For the former Vice President of M&B Hangers (and husband of the granddaughter of M&B founder Milton Magnus), all it took was a moment in time to mark a new and beautiful stage of his own life. A career-ending heart attack in 2004 could have had the power to send one into a dark depression. But Steve, confident in himself and determined to find satisfaction in a new way of life, re-sculpted his day-to-day with a new medium. What seemed like a setback was the advent of a new life of creating works of art in his studio in rural Alabama.
A faded wooden barn is Steve’s creative sanctuary. The sunlight from the glass he has given life to splashes colors through like a kaleidoscope. Just outside, under the rows of crepe myrtles that he has grown up from seedlings, are the buckets of bottles—Sky Vodka blue, Heineken green, cola clear—laid out like a watercolor palette, to be melted and mixed, tumbled and etched, drawn upon and repurposed into works of art. They’ve been collected and donated from friends over the years, and one could say that Steve truly works with what he is given, creating “art from empties”.
Inside the barn, the open room—tinted gold with sunlight that bends through worked Chardonnay bottle remnants—is methodically laid out for the craftsman to work. Jelly jars filled with tools and sundries hang from a workbench shelf, and colanders brim with circles of glass, smooth like bright, fresh-picked berries.

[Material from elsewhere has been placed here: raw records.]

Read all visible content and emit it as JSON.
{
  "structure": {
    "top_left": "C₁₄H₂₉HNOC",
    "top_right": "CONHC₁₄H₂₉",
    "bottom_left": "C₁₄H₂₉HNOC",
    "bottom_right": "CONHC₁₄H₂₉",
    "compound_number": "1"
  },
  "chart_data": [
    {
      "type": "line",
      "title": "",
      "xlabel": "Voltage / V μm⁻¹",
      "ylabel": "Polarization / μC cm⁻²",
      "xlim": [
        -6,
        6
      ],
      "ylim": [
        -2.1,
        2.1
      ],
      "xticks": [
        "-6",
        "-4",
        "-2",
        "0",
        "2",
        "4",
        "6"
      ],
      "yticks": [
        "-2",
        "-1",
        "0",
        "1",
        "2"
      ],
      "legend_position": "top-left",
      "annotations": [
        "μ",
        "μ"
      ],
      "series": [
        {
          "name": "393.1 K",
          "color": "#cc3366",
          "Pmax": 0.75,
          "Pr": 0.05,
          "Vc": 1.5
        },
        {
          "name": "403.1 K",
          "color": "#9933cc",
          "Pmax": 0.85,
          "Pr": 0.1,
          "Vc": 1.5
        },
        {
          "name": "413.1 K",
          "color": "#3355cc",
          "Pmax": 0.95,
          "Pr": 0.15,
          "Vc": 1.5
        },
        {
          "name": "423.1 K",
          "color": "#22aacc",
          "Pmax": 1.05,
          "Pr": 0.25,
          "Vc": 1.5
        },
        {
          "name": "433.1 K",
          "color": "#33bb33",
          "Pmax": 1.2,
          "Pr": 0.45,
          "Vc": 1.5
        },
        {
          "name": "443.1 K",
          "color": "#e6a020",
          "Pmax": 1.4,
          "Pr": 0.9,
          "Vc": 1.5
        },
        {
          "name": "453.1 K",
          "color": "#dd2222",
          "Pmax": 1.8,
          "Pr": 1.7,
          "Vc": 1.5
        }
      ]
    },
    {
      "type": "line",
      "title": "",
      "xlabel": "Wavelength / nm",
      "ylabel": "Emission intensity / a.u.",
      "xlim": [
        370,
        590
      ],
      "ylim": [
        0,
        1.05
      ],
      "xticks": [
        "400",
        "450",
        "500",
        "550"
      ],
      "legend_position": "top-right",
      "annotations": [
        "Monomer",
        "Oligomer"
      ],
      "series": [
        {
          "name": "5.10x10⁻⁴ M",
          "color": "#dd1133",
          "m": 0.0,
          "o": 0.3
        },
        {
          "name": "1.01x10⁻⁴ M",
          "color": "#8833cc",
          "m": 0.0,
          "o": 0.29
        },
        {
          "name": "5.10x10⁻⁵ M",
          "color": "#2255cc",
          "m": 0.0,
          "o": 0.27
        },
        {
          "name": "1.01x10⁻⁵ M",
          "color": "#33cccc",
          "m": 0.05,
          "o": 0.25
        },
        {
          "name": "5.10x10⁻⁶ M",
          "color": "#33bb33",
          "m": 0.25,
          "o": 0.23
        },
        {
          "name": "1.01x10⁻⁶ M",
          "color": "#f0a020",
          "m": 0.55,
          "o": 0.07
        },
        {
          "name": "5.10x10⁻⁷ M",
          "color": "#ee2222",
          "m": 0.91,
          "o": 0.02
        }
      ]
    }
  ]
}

This place is where Steve’s process happens—and being self-taught, Steve admits that even his process is a process. “I don’t always know where a project is going to end up when I start it,” Steve says. His work evolves organically. Through trial and error, experimentation and happy-accidents, Steve has over nine years learned the nature of his medium, and continues to find new ways to mold the material. A recent project sits in the window—mushrooms on a log. Small wine bottle punts (the small “hump” in the bottom of a wine bottle) are texturized through the tumbler, Steve explains over the soothing sound of the mechanical turning cylinder. These translucent punts become fungus caps; reminiscent of the handsome wild mushrooms Steve grows just outside his studio.
As he gazes into his open kiln at the glass forms smoothed over by the refining heat, it is apparent that his appreciation for beauty and his reverence for time are only matched by his care for the craft.
“I’m always thinking about the way things look through glass,” Steve says. It is all about learning through varying perspectives. As glass filters light, refracting and bending rays and softening harsh streams, glass also provided a beautiful obscurity of perspective—a lovely distortion of what Steve’s life plan may have been expected to be.